The group has weaponized at least three zero-day vulnerabilities:
CVE-2026-23760 — An authentication bypass in SmarterTools SmarterMail (versions prior to build 9511). The
force-reset-passwordAPI endpoint accepts anonymous requests and fails to verify existing passwords or reset tokens when resetting system administrator accounts. Storm-1175 exploited this a week before public disclosure.CVE-2025-10035 — A critical (CVSS 10.0) deserialization vulnerability in Fortra GoAnywhere MFT’s License Servlet (versions ≤ 7.8.3). Allows RCE via crafted license response signatures. Exploited by Storm-1175 starting September 11, 2025 — a week before Fortra’s advisory.
CVE-2025-31324 — An SAP NetWeaver vulnerability weaponized within one day of public disclosure in April 2025.
Attack Chain
The playbook is consistent across campaigns:
Initial Access: Exploit a zero-day or freshly patched vulnerability in an internet-facing application — mail servers, file transfer platforms, or ERP systems.
Persistence & Lateral Movement: Upon gaining a foothold, Storm-1175 deploys remote monitoring and management (RMM) tools like SimpleHelp and MeshAgent. They use living-off-the-land binaries (LOLBins) — PowerShell, PsExec — alongside Impacket for lateral movement. PDQ Deployer is used for both lateral movement and payload delivery across the network.
Defense Evasion: The group escalates to local admin and sets antivirus exclusions to blind endpoint security solutions.

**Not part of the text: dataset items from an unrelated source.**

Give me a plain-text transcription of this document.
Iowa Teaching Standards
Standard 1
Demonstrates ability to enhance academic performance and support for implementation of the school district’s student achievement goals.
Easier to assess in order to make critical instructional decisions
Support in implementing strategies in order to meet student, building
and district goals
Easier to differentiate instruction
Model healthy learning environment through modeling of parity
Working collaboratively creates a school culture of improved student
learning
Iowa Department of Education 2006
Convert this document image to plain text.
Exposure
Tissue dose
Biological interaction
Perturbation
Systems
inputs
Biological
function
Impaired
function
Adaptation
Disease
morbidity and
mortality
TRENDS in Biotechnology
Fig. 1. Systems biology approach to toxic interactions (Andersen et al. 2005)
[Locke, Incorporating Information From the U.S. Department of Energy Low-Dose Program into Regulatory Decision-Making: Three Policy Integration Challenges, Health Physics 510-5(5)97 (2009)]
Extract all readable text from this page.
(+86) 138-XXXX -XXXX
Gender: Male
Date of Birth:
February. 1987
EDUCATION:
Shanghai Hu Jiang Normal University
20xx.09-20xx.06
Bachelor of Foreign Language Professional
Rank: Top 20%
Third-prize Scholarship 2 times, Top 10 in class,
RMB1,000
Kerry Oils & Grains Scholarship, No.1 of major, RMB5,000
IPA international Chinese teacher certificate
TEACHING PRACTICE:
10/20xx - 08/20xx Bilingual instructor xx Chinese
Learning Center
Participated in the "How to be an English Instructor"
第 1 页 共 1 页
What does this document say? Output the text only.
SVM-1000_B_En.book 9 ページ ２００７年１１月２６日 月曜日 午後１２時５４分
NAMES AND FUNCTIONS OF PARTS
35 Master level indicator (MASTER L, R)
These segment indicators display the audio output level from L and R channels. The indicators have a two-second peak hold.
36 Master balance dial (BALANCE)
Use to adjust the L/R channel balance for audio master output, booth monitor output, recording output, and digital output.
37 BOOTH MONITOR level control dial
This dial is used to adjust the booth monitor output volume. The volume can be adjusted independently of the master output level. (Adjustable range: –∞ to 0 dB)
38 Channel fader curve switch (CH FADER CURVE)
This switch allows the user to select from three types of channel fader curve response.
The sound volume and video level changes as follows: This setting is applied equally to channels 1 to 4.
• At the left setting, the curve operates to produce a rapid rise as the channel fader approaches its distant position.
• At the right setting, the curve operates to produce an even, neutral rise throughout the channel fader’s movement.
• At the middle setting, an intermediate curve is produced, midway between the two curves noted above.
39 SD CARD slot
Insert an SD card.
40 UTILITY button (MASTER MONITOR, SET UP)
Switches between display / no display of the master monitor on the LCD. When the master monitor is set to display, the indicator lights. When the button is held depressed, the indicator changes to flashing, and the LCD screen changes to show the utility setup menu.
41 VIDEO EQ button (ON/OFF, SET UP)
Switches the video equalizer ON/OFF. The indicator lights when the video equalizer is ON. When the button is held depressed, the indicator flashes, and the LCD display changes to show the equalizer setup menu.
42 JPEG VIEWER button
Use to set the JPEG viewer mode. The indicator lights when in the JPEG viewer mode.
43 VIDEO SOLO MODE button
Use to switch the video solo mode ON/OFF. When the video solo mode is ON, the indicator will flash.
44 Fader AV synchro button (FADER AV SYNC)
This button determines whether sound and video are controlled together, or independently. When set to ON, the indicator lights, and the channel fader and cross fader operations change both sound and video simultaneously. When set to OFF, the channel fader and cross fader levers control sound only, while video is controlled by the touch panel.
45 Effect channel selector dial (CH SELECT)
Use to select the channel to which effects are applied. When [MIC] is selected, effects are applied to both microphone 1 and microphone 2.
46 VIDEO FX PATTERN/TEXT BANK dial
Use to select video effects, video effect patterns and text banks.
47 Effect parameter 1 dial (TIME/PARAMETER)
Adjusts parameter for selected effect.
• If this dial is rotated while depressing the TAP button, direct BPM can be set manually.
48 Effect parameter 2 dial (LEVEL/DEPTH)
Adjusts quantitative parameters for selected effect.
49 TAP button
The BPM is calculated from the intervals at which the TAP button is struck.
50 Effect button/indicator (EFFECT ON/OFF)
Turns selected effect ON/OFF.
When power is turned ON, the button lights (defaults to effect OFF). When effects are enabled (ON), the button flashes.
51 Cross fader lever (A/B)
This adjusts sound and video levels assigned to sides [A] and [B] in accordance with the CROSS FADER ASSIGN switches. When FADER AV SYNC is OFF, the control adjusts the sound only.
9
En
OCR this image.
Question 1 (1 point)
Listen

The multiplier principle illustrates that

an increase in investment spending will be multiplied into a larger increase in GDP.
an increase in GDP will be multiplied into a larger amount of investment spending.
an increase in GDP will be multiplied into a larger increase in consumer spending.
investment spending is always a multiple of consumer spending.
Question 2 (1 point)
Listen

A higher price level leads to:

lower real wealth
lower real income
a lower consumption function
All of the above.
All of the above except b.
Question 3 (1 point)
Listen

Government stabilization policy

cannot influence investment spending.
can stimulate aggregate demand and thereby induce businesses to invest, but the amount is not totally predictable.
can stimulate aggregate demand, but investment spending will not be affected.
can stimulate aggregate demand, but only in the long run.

Exfiltration: Data is staged and exfiltrated using Rclone before encryption begins.
Ransomware Deployment: In mature environments, Storm-1175 hijacks Active Directory to push Medusa ransomware via Group Policy to every domain-joined machine simultaneously.
Who’s Affected
Storm-1175’s targeting is broad but weighted toward healthcare, education, professional services, and financial organizations across the United States, United Kingdom, and Australia. Any organization running internet-facing SmarterMail, GoAnywhere MFT, or SAP NetWeaver instances should treat this as an active threat.
CISA and the FBI previously issued a joint advisory (AA25-071A) in March 2025 warning that Medusa had already impacted over 300 critical infrastructure organizations in the U.S.
What To Do Right Now
Patch immediately:
- SmarterMail: Upgrade to build 9511 or later to close CVE-2026-23760
- GoAnywhere MFT: Upgrade to version 7.8.4 (or Sustain Release 7.6.3) for CVE-2025-10035
- SAP NetWeaver: Apply the April 2025 patches for CVE-2025-31324
Hunt for post-compromise indicators:
- Look for SimpleHelp, MeshAgent, or unexpected RMM tools in your environment
- Check for new antivirus exclusions set via local admin
- Audit Group Policy changes, especially any deploying new executables
- Monitor for Rclone or similar sync tools exfiltrating data
Reduce attack surface:
- Restrict internet exposure of mail servers and file transfer platforms
- Enforce MFA on all administrative interfaces
- Segment networks to slow lateral movement — Storm-1175’s speed advantage collapses if they can’t reach AD within hours
Monitor Microsoft’s threat intelligence feeds for updated IOCs. The full report is available on the Microsoft Security Blog.